When Trump first announced a more stringent plan for a “total and complete shutdown of Muslims entering the United States” in December, Pence said it was “offensive and unconstitutional.”

The Indiana governor also backed Trump’s proposal for a wall on the southern U.S. border and said Mexico would “absolutely” pay for it.

The Pence pick: The time Trump didn’t go with his gut

But Trump, speaking to CBS News’ “60 Minutes,” said he didn’t expect Pence to campaign in a similar manner to his brash, confrontational style.

“We’re different people,” Trump said, according to an excerpt of the interview released Saturday. “I understand that.”

Pence got an early look at the roller coaster ride he has signed up for over the next four months in the immediate hours after Trump called him to offer him the job and he flew to New York expecting things to be made official on Friday.

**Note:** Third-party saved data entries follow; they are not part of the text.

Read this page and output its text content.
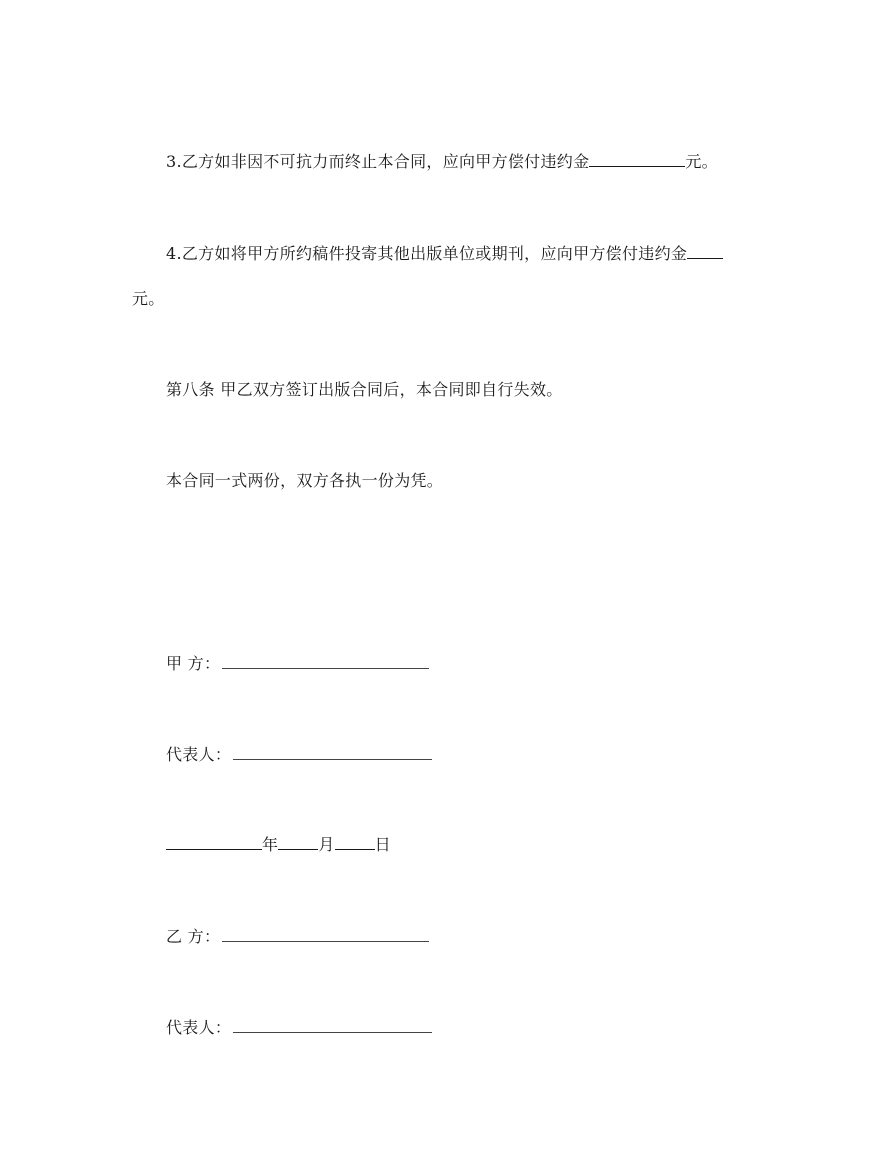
3.乙方如非因不可抗力而终止本合同，应向甲方偿付违约金	元。
4.乙方如将甲方所约稿件投寄其他出版单位或期刊，应向甲方偿付违约金
元。
第八条 甲乙双方签订出版合同后，本合同即自行失效。
本合同一式两份，双方各执一份为凭。
甲 方：
代表人：
年	月	日
乙 方：
代表人：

He arrived in New York late Thursday only to be alerted by an aide to a Fox News interview in which Trump was insisted he had not yet made a “final, final decision,” despite already asking Pence to be his No 2.

Trump, multiple sources told CNN, was troubled by his gut feeling that he should have gone with his friend, New Jersey Gov. Chris Christie instead, and made calls to his children and campaign chairman Paul Manafort, but was told he could not.

The Trump campaign has denied the reports.

The Clinton campaign on Saturday sought to capitalize on the fitful vice presidential roll out, releasing a web video mocking the billionaire for being indecisive despite running a campaign based on his decision-making skills.

CNN’s Jeremy Diamond, Dana Bash and Sara Murray contributed to this report.